7/10
Above average whodunit flick.
26 November 2015
Back in 2010, Argentinian thriller El Secreto de Sus Ojos beat out Michael Haneke's brilliant The White Ribbon and French gem A Prophet for the Best Foreign Film Academy Award. That's how damn impressive it is. So it's not surprising that it eventually was given the Hollywood makeover. The question is does this star-studded, LA-based remake separate itself from the original and carve out its own place in the crowded crime genre? Sort of, but not really. But kind of. The backdrop has adjusted from Argentina's Dirty Wars to the more familiar War on Terror, planting this update into a messy and uneasy political landscape that creates a suitably tense and morally ambiguous atmosphere for the movie. The details of the grisly case at the film's core have gone relatively unchanged though, which is a shame for those who've seen the original, but should rivet newcomers with its gut-punching twists that span a 13-year time period. As the tormented investigator with a personal link to the victim, Chiwetel Ejiofor owns every second of screen time he's given with his commanding presence, whilst Julia Roberts is emotionally raw as the grieving mother with FBI resources at her disposal.
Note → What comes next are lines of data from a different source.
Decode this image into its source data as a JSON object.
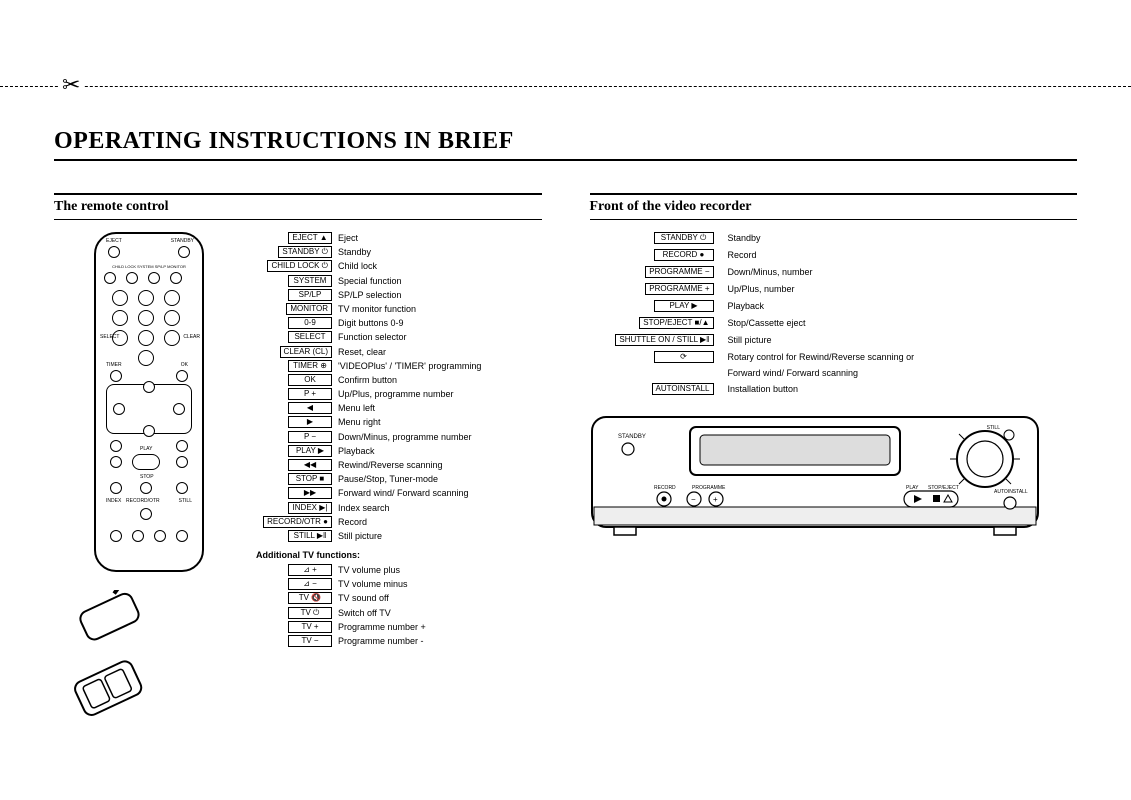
{
  "title": "OPERATING INSTRUCTIONS IN BRIEF",
  "left": {
    "heading": "The remote control",
    "legend": [
      {
        "btn": "EJECT ▲",
        "desc": "Eject"
      },
      {
        "btn": "STANDBY ⏻",
        "desc": "Standby"
      },
      {
        "btn": "CHILD LOCK ⏻",
        "desc": "Child lock"
      },
      {
        "btn": "SYSTEM",
        "desc": "Special function"
      },
      {
        "btn": "SP/LP",
        "desc": "SP/LP selection"
      },
      {
        "btn": "MONITOR",
        "desc": "TV monitor function"
      },
      {
        "btn": "0-9",
        "desc": "Digit buttons 0-9"
      },
      {
        "btn": "SELECT",
        "desc": "Function selector"
      },
      {
        "btn": "CLEAR (CL)",
        "desc": "Reset, clear"
      },
      {
        "btn": "TIMER ⊕",
        "desc": "'VIDEOPlus' / 'TIMER' programming"
      },
      {
        "btn": "OK",
        "desc": "Confirm button"
      },
      {
        "btn": "P +",
        "desc": "Up/Plus, programme number"
      },
      {
        "btn": "◀",
        "desc": "Menu left"
      },
      {
        "btn": "▶",
        "desc": "Menu right"
      },
      {
        "btn": "P −",
        "desc": "Down/Minus, programme number"
      },
      {
        "btn": "PLAY ▶",
        "desc": "Playback"
      },
      {
        "btn": "◀◀",
        "desc": "Rewind/Reverse scanning"
      },
      {
        "btn": "STOP ■",
        "desc": "Pause/Stop, Tuner-mode"
      },
      {
        "btn": "▶▶",
        "desc": "Forward wind/ Forward scanning"
      },
      {
        "btn": "INDEX ▶|",
        "desc": "Index search"
      },
      {
        "btn": "RECORD/OTR ●",
        "desc": "Record"
      },
      {
        "btn": "STILL ▶‖",
        "desc": "Still picture"
      }
    ],
    "tv_heading": "Additional TV functions:",
    "tv_legend": [
      {
        "btn": "⊿ +",
        "desc": "TV volume plus"
      },
      {
        "btn": "⊿ −",
        "desc": "TV volume minus"
      },
      {
        "btn": "TV 🔇",
        "desc": "TV sound off"
      },
      {
        "btn": "TV ⏻",
        "desc": "Switch off TV"
      },
      {
        "btn": "TV +",
        "desc": "Programme number +"
      },
      {
        "btn": "TV −",
        "desc": "Programme number -"
      }
    ],
    "remote_labels": {
      "eject": "EJECT",
      "standby": "STANDBY",
      "row2": "CHILD LOCK  SYSTEM  SP/LP  MONITOR",
      "select": "SELECT",
      "clear": "CLEAR",
      "timer": "TIMER",
      "ok": "OK",
      "play": "PLAY",
      "stop": "STOP",
      "index": "INDEX",
      "still": "STILL",
      "record": "RECORD/OTR"
    }
  },
  "right": {
    "heading": "Front of the video recorder",
    "legend": [
      {
        "btn": "STANDBY ⏻",
        "desc": "Standby"
      },
      {
        "btn": "RECORD ●",
        "desc": "Record"
      },
      {
        "btn": "PROGRAMME −",
        "desc": "Down/Minus, number"
      },
      {
        "btn": "PROGRAMME +",
        "desc": "Up/Plus, number"
      },
      {
        "btn": "PLAY ▶",
        "desc": "Playback"
      },
      {
        "btn": "STOP/EJECT ■/▲",
        "desc": "Stop/Cassette eject"
      },
      {
        "btn": "SHUTTLE ON / STILL ▶‖",
        "desc": "Still picture"
      },
      {
        "btn": "⟳",
        "desc": "Rotary control for Rewind/Reverse scanning or"
      },
      {
        "btn": "",
        "desc": "Forward wind/ Forward scanning"
      },
      {
        "btn": "AUTOINSTALL",
        "desc": "Installation button"
      }
    ],
    "vcr_labels": {
      "standby": "STANDBY",
      "record": "RECORD",
      "programme": "PROGRAMME",
      "play": "PLAY",
      "stopeject": "STOP/EJECT",
      "still": "STILL",
      "autoinstall": "AUTOINSTALL"
    }
  }
}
Unfortunately Nicole Kidman drops the ball as the cautious but realistic State's attorney who holds a flame for ex-co-worker Ejiofor, never fully convincing in a steely role that requires more grit than what Kidman can produce. Shot and scored with the sombre mood you would expect, and wisely kept to a taut sub-two-hour runtime, Secret in Their Eyes fails to better (or even match) its forerunner yet elevates itself above the standard whodunit fare with two powerhouse performances and an absorbing central murder case.